The culture war comes for Michael Jackson

The House of Representatives is consumed with racially fraught bickering over Michael Jackson

Published July 7, 2009 3:30PM (EDT)

Attending to the business of the nation is all well and good, but even Congress needs time to grieve. That’s right: The House of Representatives is all aflutter about Michael Jackson, so don’t get your hopes too high for a groundbreaking burst of legislation any time soon. Especially because the intramural squabble over Jackson is starting to look like every other depressing exercise in making political hay of cultural icons. Think “War on Christmas.”

First, there was the moment of silence on the House floor in honor of the King of Pop, thanks to Rep. Jesse Jackson Jr., the Illinois Democrat. So the House literally ground to a halt, if only for a moment. This didn’t go over well with Rep. Peter King, a Republican from New York, who laid into Jackson and his eulogizers in a speech outside a Long Island fire station. Said King, “This low-life Michael Jackson ... Let's knock out the psychobabble. He was a pervert; he was a child molester; he was a pedophile, and to be giving this much attention to him, day in and day ... what does this say about our country?”

Chicago Democrat Rep. Bobby Rush took exception to King’s comments in a press release. “How dare Rep. King utter such scandalous and outlandish comments about Michael Jackson, when he has never opened his mouth to criticize his own colleagues who have been were accused of morally reprehensible, criminal or indecent acts and were forced to resign from public office,” Rush said, adding that Jackson was never found guilty of a crime, and besides, “To millions of African Americans children, specifically, his story of being born to a working class family in Gary, Indiana, to becoming one of the world's biggest stars illustrates the benefits of hard work, discipline, perseverance and self-determination.”

There’s the cultural nub of this thing. Note that King represents a majority-white district on Long Island, a classic zone of resentment of the big city, with all its accompanying racial baggage. Note also that King contrasted Jackson with fallen police officers, firefighters and soldiers in his speech.

Reps. Sheila Jackson Lee and Diane Watson, Texas and California Democrats, today cosponsored a resolution honoring Michael Jackson as a “global humanitarian.” It’s a fair guess that King has noticed that Jesse Jackson Jr., Bobby Rush, Sheila Jackson Lee and Diane Watson are all members of the Congressional Black Caucus, and, like Bill O’Reilly, thinks there’s some unwarranted racial solidarity happening in defense of Jackson’s memory.

Jackson’s defenders, on the other hand, like Rush, probably wonder why it is that anodyne memorials to the fallen star are attracting controversy. It’s not like Peter King had any problem voting to honor the memory of unconvicted Mafioso-type Frank Sinatra.

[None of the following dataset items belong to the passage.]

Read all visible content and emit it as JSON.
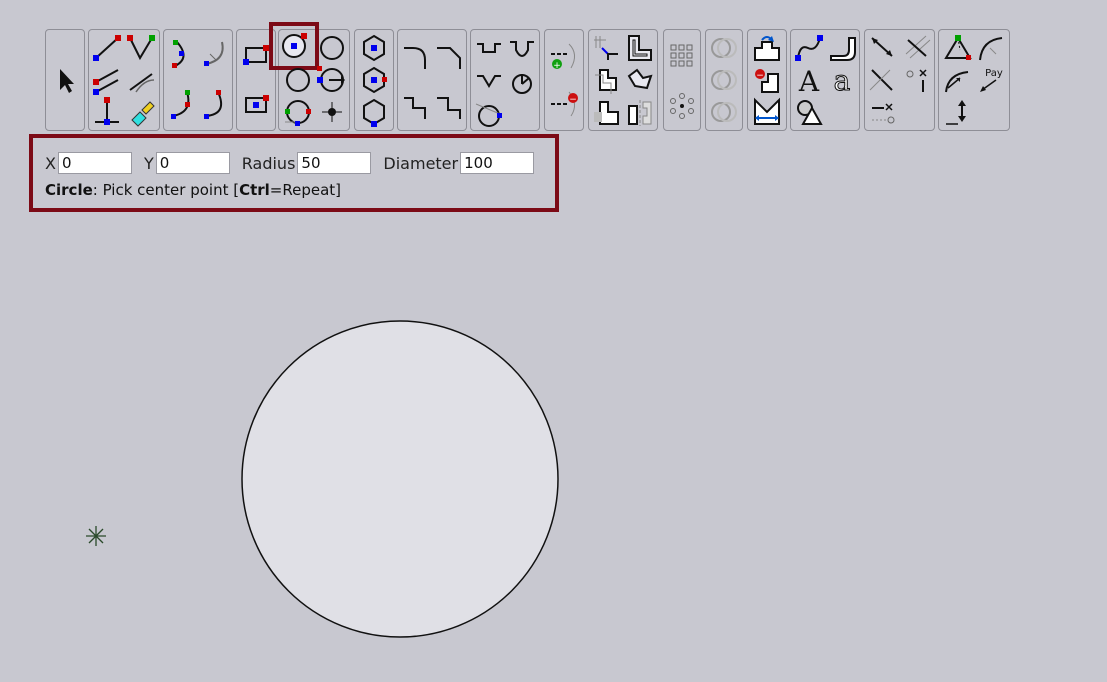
{
  "toolbar": {
    "active_tool": "circle-center-radius",
    "groups": [
      {
        "name": "select",
        "tools": [
          "select-arrow-icon"
        ]
      },
      {
        "name": "lines",
        "tools": [
          "line-icon",
          "line-angle-icon",
          "parallel-line-icon",
          "tangent-line-icon",
          "perpendicular-line-icon",
          "trim-marker-icon"
        ]
      },
      {
        "name": "arcs",
        "tools": [
          "arc-3pt-icon",
          "arc-center-icon",
          "arc-start-end-icon",
          "arc-tangent-icon"
        ]
      },
      {
        "name": "rectangles",
        "tools": [
          "rectangle-corner-icon",
          "rectangle-center-icon"
        ]
      },
      {
        "name": "circles",
        "tools": [
          "circle-center-radius-icon",
          "circle-2pt-icon",
          "circle-3pt-icon",
          "circle-tangent-icon",
          "circle-tan-tan-icon",
          "point-icon"
        ]
      },
      {
        "name": "polygons",
        "tools": [
          "hexagon-vertex-icon",
          "hexagon-center-icon",
          "hexagon-inscribed-icon"
        ]
      },
      {
        "name": "fillets",
        "tools": [
          "fillet-icon",
          "fillet-angled-icon",
          "chamfer-icon",
          "chamfer-step-icon"
        ]
      },
      {
        "name": "slots",
        "tools": [
          "slot-icon",
          "slot-round-icon",
          "v-notch-icon",
          "keyhole-icon",
          "circle-cut-icon"
        ]
      },
      {
        "name": "break",
        "tools": [
          "add-node-icon",
          "remove-node-icon"
        ]
      },
      {
        "name": "offset",
        "tools": [
          "trim-icon",
          "offset-icon",
          "offset-outline-icon",
          "offset-rotate-icon",
          "offset-copy-icon",
          "mirror-icon"
        ]
      },
      {
        "name": "arrays",
        "tools": [
          "grid-array-icon",
          "circular-array-icon"
        ]
      },
      {
        "name": "boolean",
        "tools": [
          "union-icon",
          "intersect-icon",
          "subtract-icon"
        ]
      },
      {
        "name": "profile",
        "tools": [
          "profile-add-icon",
          "profile-remove-icon",
          "profile-dimension-icon"
        ]
      },
      {
        "name": "text",
        "tools": [
          "spline-icon",
          "pipe-icon",
          "text-icon",
          "text-outline-icon",
          "shape-library-icon"
        ]
      },
      {
        "name": "dimensions",
        "tools": [
          "dimension-linear-icon",
          "dimension-aligned-icon",
          "dimension-angle-icon",
          "dimension-node-icon",
          "dimension-center-icon",
          "dimension-cross-icon"
        ]
      },
      {
        "name": "measure",
        "tools": [
          "measure-triangle-icon",
          "measure-arc-icon",
          "measure-angle-icon",
          "pay-label-icon",
          "measure-height-icon"
        ]
      }
    ],
    "pay_label": "Pay",
    "text_label": "A"
  },
  "panel": {
    "x_label": "X",
    "x_value": "0",
    "y_label": "Y",
    "y_value": "0",
    "radius_label": "Radius",
    "radius_value": "50",
    "diameter_label": "Diameter",
    "diameter_value": "100",
    "hint_tool": "Circle",
    "hint_text": ": Pick center point [",
    "hint_key": "Ctrl",
    "hint_suffix": "=Repeat]"
  },
  "colors": {
    "background": "#c8c8d0",
    "highlight": "#7c0a16",
    "circle_fill": "#e0e0e6",
    "node_blue": "#0000ee",
    "node_red": "#cc0000",
    "node_green": "#00a000",
    "origin_marker": "#2a4a2a"
  }
}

Leave it to Barack Obama to sort something like this out. “You know, this is part of American culture,” the president said. “Michael Jackson, like Elvis, like Sinatra, when somebody who’s captivated the imagination of the country for that long passes away, people pay attention and I assume at some point people will start focusing again on things like nuclear weapons.”


By Gabriel Winant

Gabriel Winant is a graduate student in American history at Yale.